WHAT ARE MY RIGHTS UNDER DATA PROTECTION LAWS?
You have various other rights under applicable data protection laws, including the right to:
- access your personal data (also known as a “subject access request”);
- correct incomplete or inaccurate data we hold about you;
- ask us to erase the personal data we hold about you;
- ask us to restrict our handling of your personal data;
- ask us to transfer your personal data to a third party;
- object to how we are using your personal data; and
- withdraw your consent to us handling your personal data.
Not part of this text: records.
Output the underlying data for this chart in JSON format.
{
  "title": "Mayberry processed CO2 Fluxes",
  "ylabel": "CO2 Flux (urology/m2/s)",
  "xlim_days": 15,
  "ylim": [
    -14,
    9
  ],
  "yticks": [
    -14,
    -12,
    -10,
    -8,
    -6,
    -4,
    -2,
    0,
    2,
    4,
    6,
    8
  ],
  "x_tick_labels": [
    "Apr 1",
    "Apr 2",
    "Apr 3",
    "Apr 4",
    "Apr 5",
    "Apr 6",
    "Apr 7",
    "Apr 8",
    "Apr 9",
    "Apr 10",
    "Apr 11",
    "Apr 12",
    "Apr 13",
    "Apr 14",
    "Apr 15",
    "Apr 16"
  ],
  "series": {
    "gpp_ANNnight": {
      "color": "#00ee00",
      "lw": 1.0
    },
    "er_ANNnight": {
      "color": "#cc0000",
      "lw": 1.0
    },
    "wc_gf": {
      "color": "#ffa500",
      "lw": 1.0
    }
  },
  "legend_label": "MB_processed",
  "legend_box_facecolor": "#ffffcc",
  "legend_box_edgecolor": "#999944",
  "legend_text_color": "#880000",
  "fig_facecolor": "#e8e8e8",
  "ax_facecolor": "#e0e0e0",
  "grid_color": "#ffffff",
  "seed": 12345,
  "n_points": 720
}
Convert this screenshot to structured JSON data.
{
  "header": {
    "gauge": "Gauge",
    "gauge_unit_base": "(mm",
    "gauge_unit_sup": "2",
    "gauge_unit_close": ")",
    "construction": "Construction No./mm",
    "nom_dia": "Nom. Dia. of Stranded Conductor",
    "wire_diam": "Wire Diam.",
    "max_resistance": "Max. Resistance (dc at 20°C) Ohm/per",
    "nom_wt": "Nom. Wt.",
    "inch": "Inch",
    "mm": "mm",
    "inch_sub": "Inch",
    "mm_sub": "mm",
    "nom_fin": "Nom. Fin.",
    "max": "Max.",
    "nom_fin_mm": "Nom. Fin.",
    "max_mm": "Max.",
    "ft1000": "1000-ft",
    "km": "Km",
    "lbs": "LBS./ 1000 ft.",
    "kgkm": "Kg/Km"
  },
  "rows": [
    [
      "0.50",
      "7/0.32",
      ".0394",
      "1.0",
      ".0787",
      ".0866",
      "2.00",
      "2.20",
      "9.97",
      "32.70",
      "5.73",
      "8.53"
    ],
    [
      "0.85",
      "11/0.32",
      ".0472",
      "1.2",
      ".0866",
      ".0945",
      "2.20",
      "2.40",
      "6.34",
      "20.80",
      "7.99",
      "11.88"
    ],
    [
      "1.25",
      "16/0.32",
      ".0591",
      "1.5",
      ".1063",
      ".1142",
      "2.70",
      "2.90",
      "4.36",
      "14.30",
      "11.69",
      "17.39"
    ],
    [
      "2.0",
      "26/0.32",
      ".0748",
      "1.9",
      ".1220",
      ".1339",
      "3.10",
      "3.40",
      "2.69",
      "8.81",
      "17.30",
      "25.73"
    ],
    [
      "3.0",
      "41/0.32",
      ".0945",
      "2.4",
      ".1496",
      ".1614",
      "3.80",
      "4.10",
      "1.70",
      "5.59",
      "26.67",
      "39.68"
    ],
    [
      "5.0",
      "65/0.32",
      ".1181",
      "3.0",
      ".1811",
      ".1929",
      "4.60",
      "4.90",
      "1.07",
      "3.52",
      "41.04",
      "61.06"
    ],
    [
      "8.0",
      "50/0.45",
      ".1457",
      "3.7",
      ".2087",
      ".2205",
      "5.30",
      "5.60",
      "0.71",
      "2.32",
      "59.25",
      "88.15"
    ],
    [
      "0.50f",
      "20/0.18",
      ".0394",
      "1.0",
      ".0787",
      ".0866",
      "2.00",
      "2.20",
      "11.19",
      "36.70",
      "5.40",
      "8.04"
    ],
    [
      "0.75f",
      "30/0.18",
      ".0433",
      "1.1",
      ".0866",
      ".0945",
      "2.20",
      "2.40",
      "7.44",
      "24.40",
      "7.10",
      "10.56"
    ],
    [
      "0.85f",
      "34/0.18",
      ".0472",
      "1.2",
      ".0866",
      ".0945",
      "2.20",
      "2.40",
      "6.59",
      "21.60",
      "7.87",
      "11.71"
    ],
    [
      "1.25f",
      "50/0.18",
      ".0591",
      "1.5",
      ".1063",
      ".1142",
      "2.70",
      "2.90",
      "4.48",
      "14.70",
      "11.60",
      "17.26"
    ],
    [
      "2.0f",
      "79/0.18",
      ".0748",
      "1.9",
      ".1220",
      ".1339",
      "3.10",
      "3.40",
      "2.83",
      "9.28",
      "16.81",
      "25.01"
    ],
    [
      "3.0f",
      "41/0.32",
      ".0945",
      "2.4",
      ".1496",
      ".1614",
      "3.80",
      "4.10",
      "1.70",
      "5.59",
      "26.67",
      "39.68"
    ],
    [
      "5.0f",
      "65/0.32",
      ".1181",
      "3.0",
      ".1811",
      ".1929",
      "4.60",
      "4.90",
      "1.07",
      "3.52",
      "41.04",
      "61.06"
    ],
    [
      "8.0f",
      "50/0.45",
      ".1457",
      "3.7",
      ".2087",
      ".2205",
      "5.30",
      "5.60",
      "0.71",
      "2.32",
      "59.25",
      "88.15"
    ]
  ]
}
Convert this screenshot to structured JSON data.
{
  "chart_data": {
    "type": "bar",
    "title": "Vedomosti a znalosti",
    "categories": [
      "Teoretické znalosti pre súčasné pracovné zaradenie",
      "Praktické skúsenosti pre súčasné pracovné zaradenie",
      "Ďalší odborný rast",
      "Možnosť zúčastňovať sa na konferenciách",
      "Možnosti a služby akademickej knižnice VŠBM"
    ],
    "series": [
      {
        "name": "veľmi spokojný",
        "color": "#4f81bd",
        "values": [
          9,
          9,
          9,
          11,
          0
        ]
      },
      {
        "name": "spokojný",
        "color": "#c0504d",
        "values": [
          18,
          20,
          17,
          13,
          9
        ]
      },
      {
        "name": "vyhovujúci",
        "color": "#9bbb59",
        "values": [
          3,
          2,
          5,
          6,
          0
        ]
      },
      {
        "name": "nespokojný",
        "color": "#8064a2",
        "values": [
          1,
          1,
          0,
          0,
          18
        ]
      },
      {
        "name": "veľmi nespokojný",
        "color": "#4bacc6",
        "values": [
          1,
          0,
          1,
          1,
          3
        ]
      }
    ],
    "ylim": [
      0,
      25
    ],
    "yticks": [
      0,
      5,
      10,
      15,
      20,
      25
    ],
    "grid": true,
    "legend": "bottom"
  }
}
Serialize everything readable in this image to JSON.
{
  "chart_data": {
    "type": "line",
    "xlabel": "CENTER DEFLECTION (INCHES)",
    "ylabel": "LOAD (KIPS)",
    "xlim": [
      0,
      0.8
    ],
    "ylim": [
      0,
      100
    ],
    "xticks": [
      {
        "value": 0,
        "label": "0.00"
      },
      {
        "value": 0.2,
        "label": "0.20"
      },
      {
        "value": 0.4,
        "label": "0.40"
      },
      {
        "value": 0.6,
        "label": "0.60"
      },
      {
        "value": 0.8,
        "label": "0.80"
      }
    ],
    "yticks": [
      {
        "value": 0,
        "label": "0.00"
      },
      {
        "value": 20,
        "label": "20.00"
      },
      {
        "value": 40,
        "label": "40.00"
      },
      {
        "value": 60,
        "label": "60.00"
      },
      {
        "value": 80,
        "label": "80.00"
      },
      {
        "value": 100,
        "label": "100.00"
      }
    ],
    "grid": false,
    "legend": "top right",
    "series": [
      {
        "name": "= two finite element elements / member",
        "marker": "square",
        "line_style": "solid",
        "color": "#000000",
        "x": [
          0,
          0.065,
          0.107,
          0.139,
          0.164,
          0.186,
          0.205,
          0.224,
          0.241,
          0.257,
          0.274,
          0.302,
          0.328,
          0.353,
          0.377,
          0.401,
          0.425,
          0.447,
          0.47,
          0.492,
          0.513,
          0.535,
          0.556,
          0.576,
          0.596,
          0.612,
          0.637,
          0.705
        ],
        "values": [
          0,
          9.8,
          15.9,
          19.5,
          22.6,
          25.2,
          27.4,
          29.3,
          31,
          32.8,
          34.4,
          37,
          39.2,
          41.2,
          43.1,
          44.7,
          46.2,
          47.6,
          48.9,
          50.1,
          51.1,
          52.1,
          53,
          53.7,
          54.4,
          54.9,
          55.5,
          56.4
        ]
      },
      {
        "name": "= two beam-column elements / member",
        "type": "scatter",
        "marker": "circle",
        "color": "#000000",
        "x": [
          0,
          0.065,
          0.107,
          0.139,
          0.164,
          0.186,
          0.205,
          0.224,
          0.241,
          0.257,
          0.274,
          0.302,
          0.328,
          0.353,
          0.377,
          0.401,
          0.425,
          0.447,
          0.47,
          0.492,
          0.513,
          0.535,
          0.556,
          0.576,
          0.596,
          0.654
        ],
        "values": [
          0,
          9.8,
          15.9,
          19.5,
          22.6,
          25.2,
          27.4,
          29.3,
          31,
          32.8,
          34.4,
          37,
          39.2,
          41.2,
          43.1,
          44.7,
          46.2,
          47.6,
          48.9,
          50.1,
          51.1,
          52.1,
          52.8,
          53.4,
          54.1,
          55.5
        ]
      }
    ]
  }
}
You also have the right to lodge a complaint with us or the Information Commissioner's Office, the supervisory authority for data protection issues in England and Wales. If you are based in the EU you can find your relevant supervisory authority here.
Please keep in mind that privacy law is complicated, and these rights will not always be available to you all of the time.
WHAT ABOUT WEBSITES WE LINK TO?
Our site connects you to different websites. If you follow a link to any of these websites or use our services, please note that you have left our site and these websites have their own privacy policies.
We do not accept any responsibility or liability for these policies or websites. Please check their policies before you submit any personal information to them.
WHEN WILL YOU CHANGE YOUR PRIVACY POLICY?
Any changes we make to our privacy policy in the future will be posted on this page and, where appropriate, notified to you by e-mail or post.
Please check back frequently to see any updates or changes to our privacy policy.
HOW DO I CONTACT YOU WITH FEEDBACK?
Your feedback and suggestions on this notice are welcome. If you feel that we have overlooked an important perspective or used language which you think we could improve, please let us know by contacting us via any of the methods listed on our contact us page.
This privacy policy was last updated on 09 June 2023.